Is it bulky like an OtterBox?

No — that’s the point. Owners switching from an OtterBox Defender consistently describe a Carved as lighter, slimmer, and grippier while still saving the screen. You get the protection without turning your phone into a brick. One buyer put it simply: “It's lightweight but feels super protective, and the pattern is amazing.”

Does the raised lip actually protect the screen?

It does. The lip sits proud of the glass so the case meets the floor first when the phone lands face-down, and the grippy grooved sides make it far less likely to slip out of your hand at all. Across the reviews, screen-down drops are the most common story — and the most common ending is no damage.

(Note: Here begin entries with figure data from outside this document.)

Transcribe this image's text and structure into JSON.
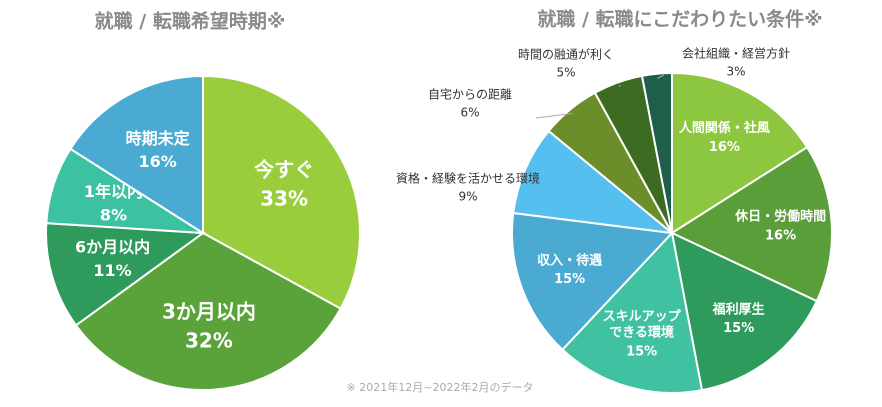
{
  "chart_data": [
    {
      "type": "pie",
      "title": "就職 / 転職希望時期※",
      "categories": [
        "今すぐ",
        "3か月以内",
        "6か月以内",
        "1年以内",
        "時期未定"
      ],
      "values": [
        33,
        32,
        11,
        8,
        16
      ],
      "value_labels": [
        "33%",
        "32%",
        "11%",
        "8%",
        "16%"
      ],
      "colors": [
        "#9acd3c",
        "#5aa33a",
        "#2e9a5c",
        "#3cc2a2",
        "#4aaad2"
      ]
    },
    {
      "type": "pie",
      "title": "就職 / 転職にこだわりたい条件※",
      "categories": [
        "人間関係・社風",
        "休日・労働時間",
        "福利厚生",
        "スキルアップ\nできる環境",
        "収入・待遇",
        "資格・経験を活かせる環境",
        "自宅からの距離",
        "時間の融通が利く",
        "会社組織・経営方針"
      ],
      "values": [
        16,
        16,
        15,
        15,
        15,
        9,
        6,
        5,
        3
      ],
      "value_labels": [
        "16%",
        "16%",
        "15%",
        "15%",
        "15%",
        "9%",
        "6%",
        "5%",
        "3%"
      ],
      "colors": [
        "#8dc63f",
        "#5a9e3a",
        "#2e9a5c",
        "#40c2a2",
        "#4aaad2",
        "#55c0f0",
        "#6b8e2a",
        "#3e6b22",
        "#1f5e4a"
      ]
    }
  ],
  "footnote": "※ 2021年12月~2022年2月のデータ"
}
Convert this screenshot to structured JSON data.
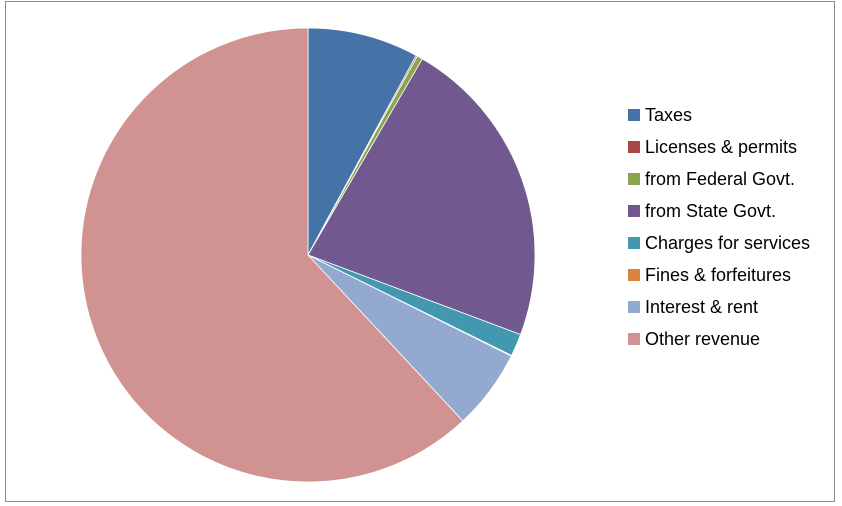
{
  "chart_data": {
    "type": "pie",
    "title": "",
    "legend_position": "right",
    "slices": [
      {
        "label": "Taxes",
        "value": 7.9,
        "color": "#4572A7"
      },
      {
        "label": "Licenses & permits",
        "value": 0.1,
        "color": "#AA4643"
      },
      {
        "label": "from Federal Govt.",
        "value": 0.4,
        "color": "#89A54E"
      },
      {
        "label": "from State Govt.",
        "value": 22.3,
        "color": "#71588F"
      },
      {
        "label": "Charges for services",
        "value": 1.6,
        "color": "#4198AF"
      },
      {
        "label": "Fines & forfeitures",
        "value": 0.05,
        "color": "#DB843D"
      },
      {
        "label": "Interest & rent",
        "value": 5.7,
        "color": "#93A9CF"
      },
      {
        "label": "Other revenue",
        "value": 61.95,
        "color": "#D19392"
      }
    ]
  }
}
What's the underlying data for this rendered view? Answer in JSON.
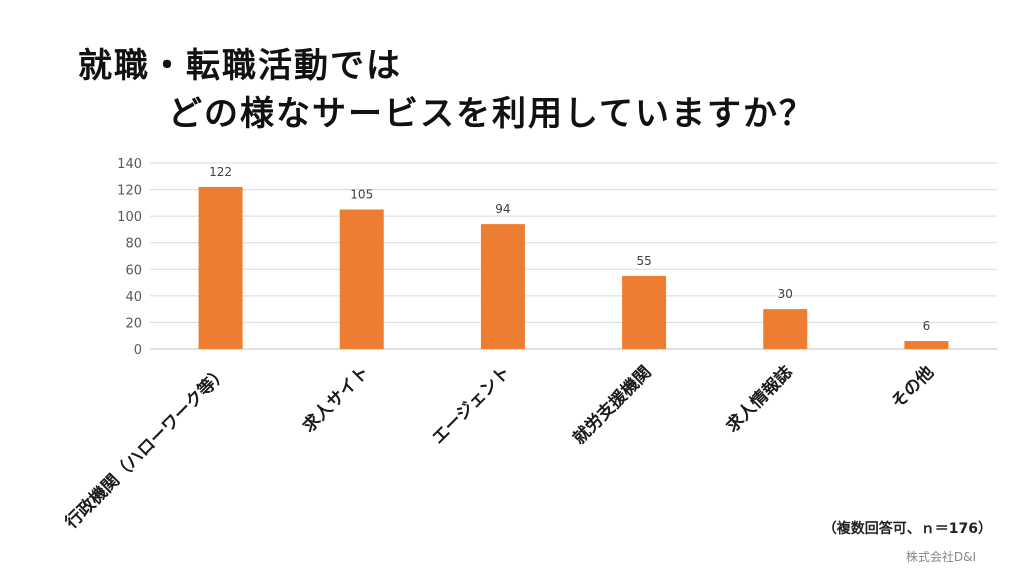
{
  "title": {
    "line1": "就職・転職活動では",
    "line2": "どの様なサービスを利用していますか？"
  },
  "note": "（複数回答可、ｎ＝176）",
  "company": "株式会社D&I",
  "colors": {
    "bar": "#ED7D31",
    "grid": "#D9D9D9",
    "axis": "#595959"
  },
  "chart_data": {
    "type": "bar",
    "categories": [
      "行政機関（ハローワーク等）",
      "求人サイト",
      "エージェント",
      "就労支援機関",
      "求人情報誌",
      "その他"
    ],
    "values": [
      122,
      105,
      94,
      55,
      30,
      6
    ],
    "ylim": [
      0,
      140
    ],
    "yticks": [
      0,
      20,
      40,
      60,
      80,
      100,
      120,
      140
    ],
    "grid": true,
    "data_labels": true
  }
}
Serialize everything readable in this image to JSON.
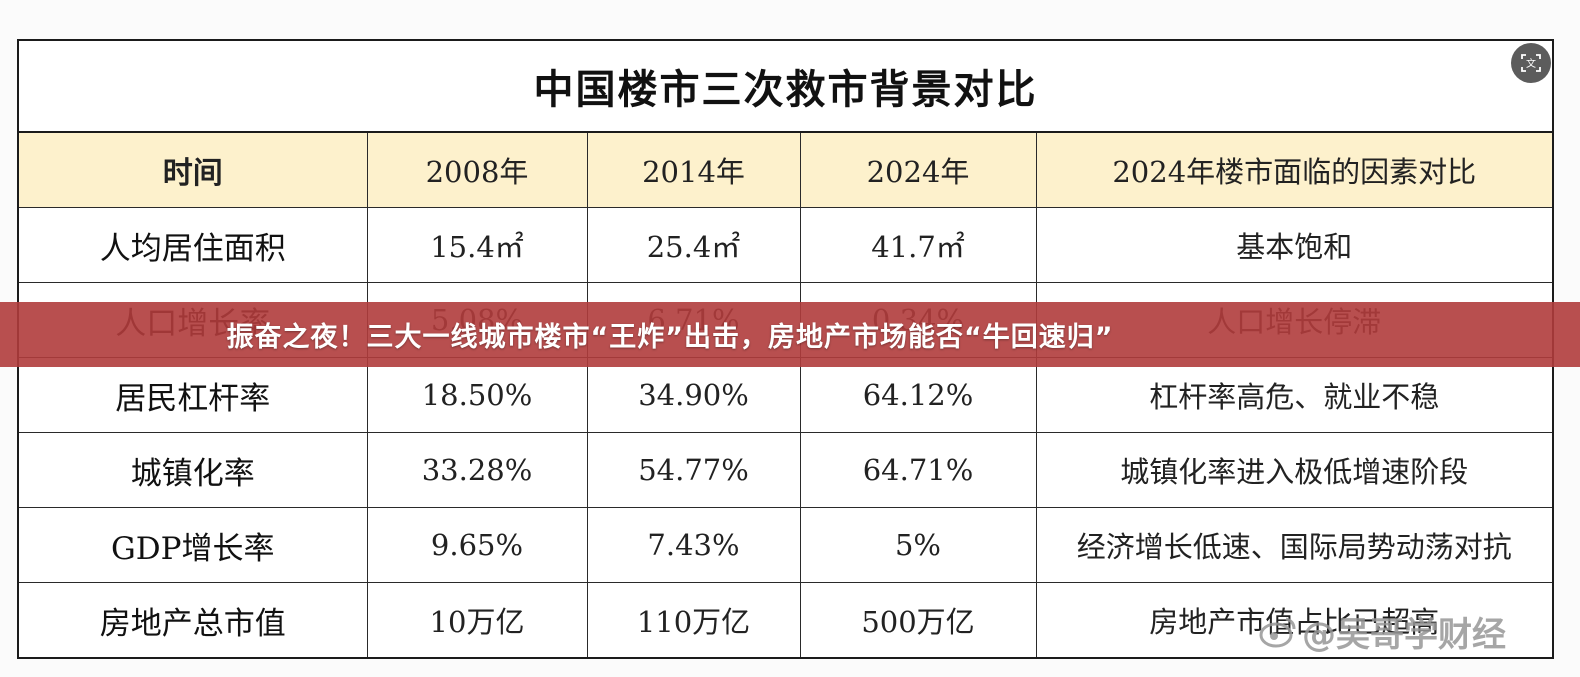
{
  "table": {
    "title": "中国楼市三次救市背景对比",
    "headers": [
      "时间",
      "2008年",
      "2014年",
      "2024年",
      "2024年楼市面临的因素对比"
    ],
    "rows": [
      [
        "人均居住面积",
        "15.4㎡",
        "25.4㎡",
        "41.7㎡",
        "基本饱和"
      ],
      [
        "人口增长率",
        "5.08%",
        "6.71%",
        "0.34%",
        "人口增长停滞"
      ],
      [
        "居民杠杆率",
        "18.50%",
        "34.90%",
        "64.12%",
        "杠杆率高危、就业不稳"
      ],
      [
        "城镇化率",
        "33.28%",
        "54.77%",
        "64.71%",
        "城镇化率进入极低增速阶段"
      ],
      [
        "GDP增长率",
        "9.65%",
        "7.43%",
        "5%",
        "经济增长低速、国际局势动荡对抗"
      ],
      [
        "房地产总市值",
        "10万亿",
        "110万亿",
        "500万亿",
        "房地产市值占比已超高"
      ]
    ]
  },
  "banner": {
    "text": "振奋之夜！三大一线城市楼市“王炸”出击，房地产市场能否“牛回速归”"
  },
  "watermark": {
    "text": "@吴哥学财经"
  },
  "icons": {
    "lens": "image-search-icon"
  },
  "colors": {
    "header_bg": "#fdf1cc",
    "banner_bg": "#b03c3c",
    "border": "#1b1b1b"
  }
}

If it’s one-of-a-kind, what happens if mine is damaged or arrives wrong?

Carved is a small Indiana team, and real people stand behind every order. Each case is handmade from natural wood and resin, so yours is the only one of its kind — and if anything arrives wrong or damaged, they make it right quickly. That hands-on service is one reason so many reviews mention coming back for a third, fourth, and fifth case.